Joseph Vacher était un bel homme. L’œil sombre et le regard dur, les sourcils en bataille, la mâchoire carrée. Mais Joseph Vacher était aussi timbré. Un véritable fou qui, au XIXème siècle, tua et dépeça pendant des années bergères et bergers, vieilles femmes et enfants, avant d’être arrêté, jugé, condamné à mort et exécuté.

Descott - Vacher l'éventreurDe cet homme aussi fascinant qu’effrayant, Régis Descott cherche à faire un personnage de roman, sans en écrire une seule ligne. Comment? En faisant des copiés-collés des articles parus à l’époque, des comptes-rendus d’audience, des rapports d’autopsie et des lettres écrites par l’assassin. Il a passé un temps assez incroyable à collecter les traces laissées par Joseph Vacher pour nous raconter l’histoire de ce vagabond fou.

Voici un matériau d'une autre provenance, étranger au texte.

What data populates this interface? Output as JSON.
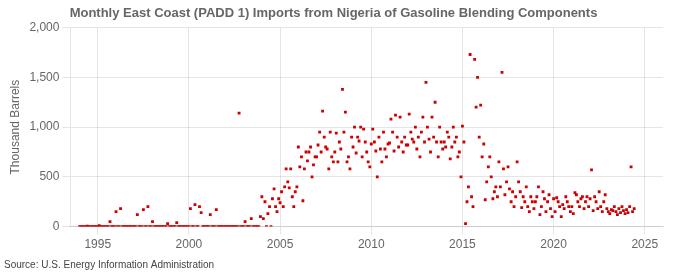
{
  "chart_data": {
    "type": "scatter",
    "title": "Monthly East Coast (PADD 1) Imports from Nigeria of Gasoline Blending Components",
    "ylabel": "Thousand Barrels",
    "source": "Source: U.S. Energy Information Administration",
    "color": "#cc0000",
    "marker": "square",
    "grid": true,
    "xlim": [
      1993.5,
      2026.0
    ],
    "ylim": [
      0,
      2000
    ],
    "xticks": [
      1995,
      2000,
      2005,
      2010,
      2015,
      2020,
      2025
    ],
    "yticks": [
      0,
      500,
      {
        "value": 1000,
        "label": "1,000"
      },
      {
        "value": 1500,
        "label": "1,500"
      },
      {
        "value": 2000,
        "label": "2,000"
      }
    ],
    "x": [
      1994.0,
      1994.08,
      1994.17,
      1994.25,
      1994.33,
      1994.42,
      1994.5,
      1994.58,
      1994.67,
      1994.75,
      1994.83,
      1994.92,
      1995.0,
      1995.08,
      1995.17,
      1995.25,
      1995.33,
      1995.42,
      1995.5,
      1995.58,
      1995.67,
      1995.75,
      1995.83,
      1995.92,
      1996.0,
      1996.08,
      1996.17,
      1996.25,
      1996.33,
      1996.42,
      1996.5,
      1996.58,
      1996.67,
      1996.75,
      1996.83,
      1996.92,
      1997.0,
      1997.08,
      1997.17,
      1997.25,
      1997.33,
      1997.42,
      1997.5,
      1997.58,
      1997.67,
      1997.75,
      1997.83,
      1997.92,
      1998.0,
      1998.08,
      1998.17,
      1998.25,
      1998.33,
      1998.42,
      1998.5,
      1998.58,
      1998.67,
      1998.75,
      1998.83,
      1998.92,
      1999.0,
      1999.08,
      1999.17,
      1999.25,
      1999.33,
      1999.42,
      1999.5,
      1999.58,
      1999.67,
      1999.75,
      1999.83,
      1999.92,
      2000.0,
      2000.08,
      2000.17,
      2000.25,
      2000.33,
      2000.42,
      2000.5,
      2000.58,
      2000.67,
      2000.75,
      2000.83,
      2000.92,
      2001.0,
      2001.08,
      2001.17,
      2001.25,
      2001.33,
      2001.42,
      2001.5,
      2001.58,
      2001.67,
      2001.75,
      2001.83,
      2001.92,
      2002.0,
      2002.08,
      2002.17,
      2002.25,
      2002.33,
      2002.42,
      2002.5,
      2002.58,
      2002.67,
      2002.75,
      2002.83,
      2002.92,
      2003.0,
      2003.08,
      2003.17,
      2003.25,
      2003.33,
      2003.42,
      2003.5,
      2003.58,
      2003.67,
      2003.75,
      2003.83,
      2003.92,
      2004.0,
      2004.08,
      2004.17,
      2004.25,
      2004.33,
      2004.42,
      2004.5,
      2004.58,
      2004.67,
      2004.75,
      2004.83,
      2004.92,
      2005.0,
      2005.08,
      2005.17,
      2005.25,
      2005.33,
      2005.42,
      2005.5,
      2005.58,
      2005.67,
      2005.75,
      2005.83,
      2005.92,
      2006.0,
      2006.08,
      2006.17,
      2006.25,
      2006.33,
      2006.42,
      2006.5,
      2006.58,
      2006.67,
      2006.75,
      2006.83,
      2006.92,
      2007.0,
      2007.08,
      2007.17,
      2007.25,
      2007.33,
      2007.42,
      2007.5,
      2007.58,
      2007.67,
      2007.75,
      2007.83,
      2007.92,
      2008.0,
      2008.08,
      2008.17,
      2008.25,
      2008.33,
      2008.42,
      2008.5,
      2008.58,
      2008.67,
      2008.75,
      2008.83,
      2008.92,
      2009.0,
      2009.08,
      2009.17,
      2009.25,
      2009.33,
      2009.42,
      2009.5,
      2009.58,
      2009.67,
      2009.75,
      2009.83,
      2009.92,
      2010.0,
      2010.08,
      2010.17,
      2010.25,
      2010.33,
      2010.42,
      2010.5,
      2010.58,
      2010.67,
      2010.75,
      2010.83,
      2010.92,
      2011.0,
      2011.08,
      2011.17,
      2011.25,
      2011.33,
      2011.42,
      2011.5,
      2011.58,
      2011.67,
      2011.75,
      2011.83,
      2011.92,
      2012.0,
      2012.08,
      2012.17,
      2012.25,
      2012.33,
      2012.42,
      2012.5,
      2012.58,
      2012.67,
      2012.75,
      2012.83,
      2012.92,
      2013.0,
      2013.08,
      2013.17,
      2013.25,
      2013.33,
      2013.42,
      2013.5,
      2013.58,
      2013.67,
      2013.75,
      2013.83,
      2013.92,
      2014.0,
      2014.08,
      2014.17,
      2014.25,
      2014.33,
      2014.42,
      2014.5,
      2014.58,
      2014.67,
      2014.75,
      2014.83,
      2014.92,
      2015.0,
      2015.08,
      2015.17,
      2015.25,
      2015.33,
      2015.42,
      2015.5,
      2015.58,
      2015.67,
      2015.75,
      2015.83,
      2015.92,
      2016.0,
      2016.08,
      2016.17,
      2016.25,
      2016.33,
      2016.42,
      2016.5,
      2016.58,
      2016.67,
      2016.75,
      2016.83,
      2016.92,
      2017.0,
      2017.08,
      2017.17,
      2017.25,
      2017.33,
      2017.42,
      2017.5,
      2017.58,
      2017.67,
      2017.75,
      2017.83,
      2017.92,
      2018.0,
      2018.08,
      2018.17,
      2018.25,
      2018.33,
      2018.42,
      2018.5,
      2018.58,
      2018.67,
      2018.75,
      2018.83,
      2018.92,
      2019.0,
      2019.08,
      2019.17,
      2019.25,
      2019.33,
      2019.42,
      2019.5,
      2019.58,
      2019.67,
      2019.75,
      2019.83,
      2019.92,
      2020.0,
      2020.08,
      2020.17,
      2020.25,
      2020.33,
      2020.42,
      2020.5,
      2020.58,
      2020.67,
      2020.75,
      2020.83,
      2020.92,
      2021.0,
      2021.08,
      2021.17,
      2021.25,
      2021.33,
      2021.42,
      2021.5,
      2021.58,
      2021.67,
      2021.75,
      2021.83,
      2021.92,
      2022.0,
      2022.08,
      2022.17,
      2022.25,
      2022.33,
      2022.42,
      2022.5,
      2022.58,
      2022.67,
      2022.75,
      2022.83,
      2022.92,
      2023.0,
      2023.08,
      2023.17,
      2023.25,
      2023.33,
      2023.42,
      2023.5,
      2023.58,
      2023.67,
      2023.75,
      2023.83,
      2023.92,
      2024.0,
      2024.08,
      2024.17,
      2024.25,
      2024.33,
      2024.42
    ],
    "values": [
      0,
      0,
      0,
      0,
      0,
      5,
      0,
      0,
      0,
      0,
      0,
      0,
      0,
      10,
      0,
      0,
      0,
      0,
      0,
      0,
      50,
      0,
      0,
      0,
      150,
      0,
      0,
      180,
      0,
      0,
      0,
      0,
      0,
      0,
      0,
      0,
      0,
      0,
      120,
      0,
      0,
      0,
      170,
      0,
      0,
      200,
      0,
      0,
      50,
      0,
      0,
      0,
      0,
      0,
      0,
      0,
      0,
      0,
      30,
      0,
      0,
      0,
      0,
      0,
      40,
      0,
      0,
      0,
      0,
      0,
      0,
      0,
      0,
      180,
      0,
      0,
      220,
      0,
      0,
      200,
      140,
      0,
      0,
      0,
      0,
      0,
      120,
      0,
      0,
      0,
      170,
      0,
      0,
      0,
      0,
      0,
      0,
      0,
      0,
      0,
      0,
      0,
      0,
      0,
      0,
      1140,
      0,
      0,
      0,
      50,
      0,
      0,
      0,
      80,
      0,
      0,
      0,
      0,
      0,
      100,
      300,
      80,
      250,
      0,
      130,
      200,
      0,
      280,
      380,
      200,
      150,
      280,
      240,
      350,
      200,
      400,
      580,
      450,
      390,
      580,
      300,
      200,
      350,
      400,
      800,
      600,
      700,
      260,
      580,
      750,
      660,
      750,
      800,
      500,
      620,
      700,
      700,
      820,
      950,
      750,
      1160,
      900,
      800,
      780,
      580,
      950,
      700,
      650,
      750,
      940,
      650,
      850,
      780,
      1380,
      950,
      1150,
      650,
      700,
      580,
      900,
      800,
      1000,
      740,
      900,
      860,
      1000,
      700,
      980,
      850,
      750,
      650,
      600,
      830,
      980,
      850,
      760,
      500,
      900,
      780,
      650,
      950,
      780,
      700,
      830,
      840,
      1080,
      950,
      760,
      1120,
      900,
      800,
      1100,
      850,
      750,
      900,
      820,
      820,
      1130,
      950,
      880,
      850,
      1000,
      780,
      900,
      700,
      950,
      1100,
      850,
      1450,
      1000,
      880,
      750,
      1100,
      900,
      1250,
      850,
      700,
      1000,
      850,
      780,
      850,
      800,
      950,
      900,
      680,
      800,
      1000,
      850,
      900,
      700,
      750,
      500,
      1010,
      850,
      30,
      250,
      400,
      1730,
      300,
      200,
      1680,
      1200,
      1500,
      900,
      1220,
      700,
      830,
      270,
      450,
      600,
      700,
      500,
      280,
      350,
      400,
      300,
      650,
      400,
      1550,
      580,
      320,
      450,
      600,
      380,
      250,
      350,
      200,
      300,
      650,
      450,
      350,
      190,
      300,
      250,
      400,
      200,
      150,
      300,
      250,
      180,
      250,
      300,
      400,
      120,
      200,
      350,
      280,
      150,
      250,
      320,
      180,
      100,
      280,
      150,
      290,
      250,
      200,
      100,
      220,
      180,
      300,
      250,
      200,
      150,
      200,
      130,
      340,
      320,
      250,
      200,
      280,
      300,
      180,
      250,
      300,
      200,
      280,
      570,
      160,
      300,
      250,
      180,
      350,
      200,
      150,
      250,
      320,
      180,
      150,
      130,
      170,
      160,
      200,
      150,
      120,
      180,
      140,
      200,
      160,
      130,
      170,
      140,
      200,
      600,
      150,
      180
    ]
  }
}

Peut-on dire que recopier des textes trouvés dans les archives est un roman? Ce que l’auteur appelle, dans son introduction, un « roman-vrai ». Très honnêtement, je ne pense pas. Certes, il a ordonné les archives dans un sens qui lui appartient mais sans ajouter la moindre ligne pour nous donner sa vision, son ressenti. Pour moi, cet ouvrage consiste en un agencement d’archives qui, même si elles sont très intéressantes et retracent bien les atrocités commises et la folie du personnage, ne constitue pas un roman.

Mais rien ne sert d’épiloguer plus longtemps là-dessus, si vous souhaitez vous plonger dans des rapports d’autopsie (qui par définition sont parfois assez gores) et découvrir l’un des tous premiers serial killers français, n’hésitez pas, Vacher l’Éventreur se lit d’une traite.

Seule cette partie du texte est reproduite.